Нехорошо, вы правы, считать себя лучше других из-за этого, не нами созданного сокровища, но это так естественно для грешного человека.
Соня выдохлась, замолчала и принялась снова водить шваброй под кроватью Федосеевой. Та, однако, не угомонилась. Более того, ее явно удовлетворила проведенная разведка боем.
- Ну ладно, господа-хранители, насчет духов - паразитов души, это, во всяком случае, нетривиально. А верите ли вы в существование эльфов?
- Для нашего Тридесятого государства всякие там эльфы и гномы - это норма жизни, - без всякого интереса ответила Соня, понимая, что нужно встать со стула и закончить мытье палаты. - Тут на днях наш заведующий зашел в мужскую палату и грозно спросил, где это больной ухитрился достать выпивку, чтобы так надраться. А тот ему ответил, что гномики из леса принесли. "Как полезли из окна, такие бородатые, да с бутылками". Он, будто бы, не мог отказаться, чтобы их не обидеть.
- Вы бы еще припомнили, как бабушка в коридоре уверяла своего врача, что к ней прилетели инопланетяне и вставили ей зубы. Я не видела, но зубы у нее, наверное, и вправду появились, потому что лечащий врач с большим энтузиазмом сказал, чтобы, когда они в следующий раз прилетят, она срочно ему сообщила. А одна ваша, при этом, сардонически рассмеявшись, заявила, что "вот повезло-то бабке. Обрыдаешься!"
Это была, кстати, Зоя Васильевна, судя по характерному "обрыдаешься".
Федосеева улыбнулась чуть грустной улыбкой. Зубки у нее были свои, ровные и очень белые.
- Красивая женщина, - невольно еще раз подумала Соня, улыбаясь в ответ.
- У меня к вам просьба. Если вам будет нетрудно, не могли бы вы прочесть эту рукопись. - Тут Федосеева довольно-таки смущенно вытащила из под матраца темно-коричневую тетрадку и протянула ее Соне. - Я надеюсь, вам она покажется интересной. Очень буду вам признательна.
- Хорошо, - неуверенно согласилась сестра милосердия, крайне удивленная таким поворотом событий.
Больная закрыла глаза. Соня, наконец, домыла палату и пошла в комнату отдыха.

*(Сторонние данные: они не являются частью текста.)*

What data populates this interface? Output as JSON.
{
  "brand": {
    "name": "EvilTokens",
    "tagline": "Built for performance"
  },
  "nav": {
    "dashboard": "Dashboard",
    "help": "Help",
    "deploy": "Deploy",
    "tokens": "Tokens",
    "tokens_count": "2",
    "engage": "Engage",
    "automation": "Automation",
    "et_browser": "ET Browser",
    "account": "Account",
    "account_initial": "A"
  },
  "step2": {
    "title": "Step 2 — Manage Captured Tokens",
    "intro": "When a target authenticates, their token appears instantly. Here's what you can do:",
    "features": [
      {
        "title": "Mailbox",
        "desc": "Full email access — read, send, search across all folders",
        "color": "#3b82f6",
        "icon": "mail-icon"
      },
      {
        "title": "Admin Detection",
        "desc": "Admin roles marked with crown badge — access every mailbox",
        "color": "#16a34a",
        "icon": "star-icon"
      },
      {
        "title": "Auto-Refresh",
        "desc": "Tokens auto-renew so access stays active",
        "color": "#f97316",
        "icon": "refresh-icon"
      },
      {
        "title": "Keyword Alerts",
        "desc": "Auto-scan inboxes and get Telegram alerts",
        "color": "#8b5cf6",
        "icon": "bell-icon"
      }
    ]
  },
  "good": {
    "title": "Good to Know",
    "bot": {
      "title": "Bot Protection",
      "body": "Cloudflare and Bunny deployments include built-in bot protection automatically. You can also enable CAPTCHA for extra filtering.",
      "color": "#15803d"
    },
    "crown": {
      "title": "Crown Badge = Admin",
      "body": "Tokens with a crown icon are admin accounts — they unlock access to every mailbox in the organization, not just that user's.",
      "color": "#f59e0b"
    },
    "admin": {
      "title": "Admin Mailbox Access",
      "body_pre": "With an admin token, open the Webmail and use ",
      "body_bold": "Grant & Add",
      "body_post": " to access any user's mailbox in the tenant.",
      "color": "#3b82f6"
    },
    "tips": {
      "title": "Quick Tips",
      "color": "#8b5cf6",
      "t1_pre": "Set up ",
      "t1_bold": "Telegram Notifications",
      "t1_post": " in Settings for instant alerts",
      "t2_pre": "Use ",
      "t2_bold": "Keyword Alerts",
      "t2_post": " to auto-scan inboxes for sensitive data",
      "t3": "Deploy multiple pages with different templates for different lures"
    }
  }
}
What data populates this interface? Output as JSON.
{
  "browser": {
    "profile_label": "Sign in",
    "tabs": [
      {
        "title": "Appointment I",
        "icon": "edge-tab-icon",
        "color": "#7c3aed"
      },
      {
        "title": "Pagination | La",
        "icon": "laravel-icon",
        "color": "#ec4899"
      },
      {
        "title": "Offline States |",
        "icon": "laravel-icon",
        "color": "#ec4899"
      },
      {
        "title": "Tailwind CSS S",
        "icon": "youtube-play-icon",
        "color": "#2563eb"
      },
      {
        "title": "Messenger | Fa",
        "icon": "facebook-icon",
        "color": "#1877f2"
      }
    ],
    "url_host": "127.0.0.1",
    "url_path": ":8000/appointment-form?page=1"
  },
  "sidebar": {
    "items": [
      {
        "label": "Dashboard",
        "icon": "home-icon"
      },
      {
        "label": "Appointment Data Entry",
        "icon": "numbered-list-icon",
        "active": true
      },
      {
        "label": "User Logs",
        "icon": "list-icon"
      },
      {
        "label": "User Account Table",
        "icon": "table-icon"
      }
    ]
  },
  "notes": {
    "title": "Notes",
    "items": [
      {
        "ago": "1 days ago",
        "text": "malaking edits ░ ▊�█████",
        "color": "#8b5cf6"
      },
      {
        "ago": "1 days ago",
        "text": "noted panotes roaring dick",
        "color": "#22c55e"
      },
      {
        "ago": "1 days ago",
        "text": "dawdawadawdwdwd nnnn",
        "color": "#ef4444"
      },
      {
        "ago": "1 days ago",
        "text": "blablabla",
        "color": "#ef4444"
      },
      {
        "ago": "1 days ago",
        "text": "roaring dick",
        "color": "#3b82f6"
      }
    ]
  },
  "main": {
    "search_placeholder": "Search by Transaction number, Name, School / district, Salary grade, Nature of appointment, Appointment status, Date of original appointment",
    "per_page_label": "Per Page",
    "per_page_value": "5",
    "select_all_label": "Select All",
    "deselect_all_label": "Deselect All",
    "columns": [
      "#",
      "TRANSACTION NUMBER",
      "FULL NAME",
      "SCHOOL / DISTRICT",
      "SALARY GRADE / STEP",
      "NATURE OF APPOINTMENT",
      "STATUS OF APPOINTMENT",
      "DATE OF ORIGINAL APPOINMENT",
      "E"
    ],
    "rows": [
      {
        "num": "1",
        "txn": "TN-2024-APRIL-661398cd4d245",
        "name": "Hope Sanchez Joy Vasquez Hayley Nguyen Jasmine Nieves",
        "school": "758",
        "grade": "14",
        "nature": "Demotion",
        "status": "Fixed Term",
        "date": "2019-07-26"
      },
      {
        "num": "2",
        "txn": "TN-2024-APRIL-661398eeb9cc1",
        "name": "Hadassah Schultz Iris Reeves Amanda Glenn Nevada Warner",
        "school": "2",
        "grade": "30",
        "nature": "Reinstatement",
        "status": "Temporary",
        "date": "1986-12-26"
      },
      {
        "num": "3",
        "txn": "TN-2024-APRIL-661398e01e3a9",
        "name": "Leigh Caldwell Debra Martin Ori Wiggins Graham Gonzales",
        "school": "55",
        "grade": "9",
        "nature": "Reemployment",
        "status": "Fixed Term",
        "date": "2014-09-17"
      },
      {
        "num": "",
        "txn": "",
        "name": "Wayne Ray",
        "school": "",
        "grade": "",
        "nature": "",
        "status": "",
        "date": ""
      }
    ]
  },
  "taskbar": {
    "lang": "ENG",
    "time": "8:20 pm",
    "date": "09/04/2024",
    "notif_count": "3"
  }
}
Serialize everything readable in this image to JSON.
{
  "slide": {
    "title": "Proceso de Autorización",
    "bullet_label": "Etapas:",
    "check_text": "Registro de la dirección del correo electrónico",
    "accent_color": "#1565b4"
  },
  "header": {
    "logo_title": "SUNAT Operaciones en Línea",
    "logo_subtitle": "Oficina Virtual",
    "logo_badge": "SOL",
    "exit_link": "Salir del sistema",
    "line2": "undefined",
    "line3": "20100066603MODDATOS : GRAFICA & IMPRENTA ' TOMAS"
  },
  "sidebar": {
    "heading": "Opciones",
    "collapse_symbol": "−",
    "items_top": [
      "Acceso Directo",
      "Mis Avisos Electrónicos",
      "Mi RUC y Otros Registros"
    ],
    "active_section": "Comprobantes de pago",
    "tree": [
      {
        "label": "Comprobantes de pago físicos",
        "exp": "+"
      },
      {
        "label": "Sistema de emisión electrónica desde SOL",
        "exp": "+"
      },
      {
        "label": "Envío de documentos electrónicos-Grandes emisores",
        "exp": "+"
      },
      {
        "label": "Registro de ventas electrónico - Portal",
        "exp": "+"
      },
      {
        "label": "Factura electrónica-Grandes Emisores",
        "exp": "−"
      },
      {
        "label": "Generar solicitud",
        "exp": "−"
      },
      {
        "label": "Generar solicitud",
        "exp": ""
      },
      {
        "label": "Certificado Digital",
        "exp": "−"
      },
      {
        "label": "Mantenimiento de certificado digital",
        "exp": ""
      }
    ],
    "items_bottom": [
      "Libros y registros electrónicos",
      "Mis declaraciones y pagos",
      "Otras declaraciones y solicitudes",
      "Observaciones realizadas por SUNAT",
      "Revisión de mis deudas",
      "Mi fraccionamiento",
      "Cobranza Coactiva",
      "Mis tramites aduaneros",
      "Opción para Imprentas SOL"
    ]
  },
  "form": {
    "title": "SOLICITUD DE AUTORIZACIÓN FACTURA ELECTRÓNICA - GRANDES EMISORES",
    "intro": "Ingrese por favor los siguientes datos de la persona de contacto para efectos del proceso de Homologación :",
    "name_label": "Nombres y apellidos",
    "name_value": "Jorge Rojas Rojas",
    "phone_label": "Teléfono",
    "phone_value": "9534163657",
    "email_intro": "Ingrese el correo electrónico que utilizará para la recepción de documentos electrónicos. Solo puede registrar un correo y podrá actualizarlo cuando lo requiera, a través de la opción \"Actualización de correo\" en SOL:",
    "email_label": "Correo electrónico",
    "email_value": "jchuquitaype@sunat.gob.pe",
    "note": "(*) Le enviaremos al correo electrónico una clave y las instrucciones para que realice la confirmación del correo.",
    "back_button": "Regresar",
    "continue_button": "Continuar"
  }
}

Там было очень шумно. Аглая в углу, ни на кого не обращая внимания, читала акафист Богородице. Зоя Васильевна, только что вернувшая больного с обследования, делилась своими впечатлениями.
- Ну завожу я его в кабинет, а Ирочка смотрит на меня как на последнюю гадину, прости Господи, и буквально кричит: "Вам сколько раз говорили, привозить до двенадцати. А сейчас сколько времени? Я же тоже человек". Тут дед с каталки и говорит: "И какой хороший".
Бедная Ирочка сразу же стихла: "Я, говорит, знаю, что вы тут не причем, это все ваши врачи". А дед с каталки подхватывает: "Да у нас все врачи - психи. С кем поведешься, от того и наберешься. Я здесь насмотрелся. Просыпаюсь сегодня утром, а на соседней кровати баба лежит рядом с Юриком. Тот даже пошевелиться боится. Потом сестры набежали, утащили бабу, перепутала, говорят. И не захочешь, свихнешься".
"Конечно, у ваших врачей загрузка чудовищная", - отвечает Ирочка и делает деду энцефалограмму.
Надо бы в отделение функциональной диагностики коробку конфет отнести. Их никто так не мучает, как мы.
Дальше Соня не слушала. Она забралась с ногами на диван, держа тетрадку в руках, и принялась решать, куда ей ехать после работы. То ли кормить кошку, оставленную на ее попечение подругой, легшей в больницу, то ли съездить, сделать перевязку пролежня одной бабушке, за которой некому было ухаживать, кроме старого дедушки. Инстинкт самосохранения твердо ей рекомендовал, оба дела сразу не делать, иначе она, конечно же, так устанет, что плохо будет работать завтра. Сестры будут ругаться. Зачем же их расстраивать? Надо было выбрать. И кошку голодную жалко, и бабушку с дедушкой - тоже. Не в силах сделать окончательный выбор, Соня рассеянно листала тетрадку в руках. Внезапно ее внимание привлекли следующие строки:
"Санитар приемного отделения выволок из лифта тяжелую неповоротливую каталку со свесившимся набок мужчиной. К ним тут же бросилась невысокая женщина в огромных очках, одетая во что-то сильно напоминающее старинную форму сестер милосердия.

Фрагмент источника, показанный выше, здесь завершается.